Why do LSM-tree and LevelDB use leveled structure?
# of Level | Write performance | Read Performance | WAF | RAF |
---|
Single | Bad | Good | High | Low |
Multi | Good | Bad | Low | High |
In leveldb, max size of level i is 10^iMB. But max size of level 0 is 8MB. Why?
- We treat level-0 specially by bounding the number of files instead of number of bytes for two reasons:
- (1) With larger write-buffer sizes, it is nice not to do too many level-0 compactions.
- (2) The files in level-0 are merged on every read and therefore we wish to avoid too many files when the individual file size is small
[A] $ ./db_bench --benchmarks="fillseq"
[B] $ ./db_bench --benchmarks="fillrandom"
- Q1. Compare throughput, latency, and stats of two benchmarks and explain why.
- Q2. Calculate SAF (Space Amplification Factor) for each benchmark.
Benchmark | duplicate key range | Major Compaction | Throughput | Latency | SAF |
---|
Fillseq | No | No | High | Low | 1 (0.98) |
Fillrandom | Yes | Yes | Low | High | 1.275 |
- Q3. In benchmark A, SSTs are not written in L0. Why?
[A] $ ./db_bench --benchmarks="fillrandom" --value_size=100 --num=1000000 --compression_ratio=1
[B] $ ./db_bench --benchmarks="fillrandom" --value_size=1000 --num=114173 --compression_ratio=1
Note 1. key_size = 16B
Note 2. same total kv pairs size.
Note 3. # of B’s entries = 114173 = (16+100)/(16+1000) * 1000000
- Q. The size of input kv pairs is the same. But One is better in throughput, the other is better in latency.
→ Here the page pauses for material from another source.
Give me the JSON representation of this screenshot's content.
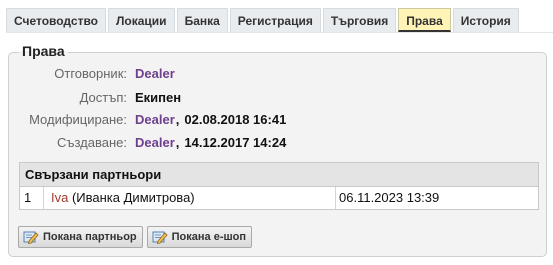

Explain why.
Benchmark |
DB size |
# of entries |
Size of entry |
Throughput (MB/s) |
Latency (s/op) |
A |
same |
1,000,000 (many) |
116B (small) |
low |
low |
B |
same |
114,173 (few) |
1016B (big) |
high |
high |
[Load] $ ./db_bench --benchmarks="fillrandom" --use_existing_db=0
[A] $ ./db_bench --benchmarks="readseq" --use_existing_db=1
[B] $ ./db_bench --benchmarks="readrandom" --use_existing_db=1
[C] $ ./db_bench --benchmarks="seekrandom" --use_existing_db=1
- Q1. Which user key-value interface does each benchmark use? (Put, Get, Iterator, …)
- Q2. Compare throughput and latency of each benchmark and explain why.
Benchmark | Interface | Throughput (MB/s) | Latency (micros/op) | I/O | Access Level |
---|
readseq | Get() | high | low | sequential | all |
readrandom | Iterator->Next() | low | high | random | access one by one until find the key |
seekrandom | Iterator->Seek() | lowest | highest | random | all |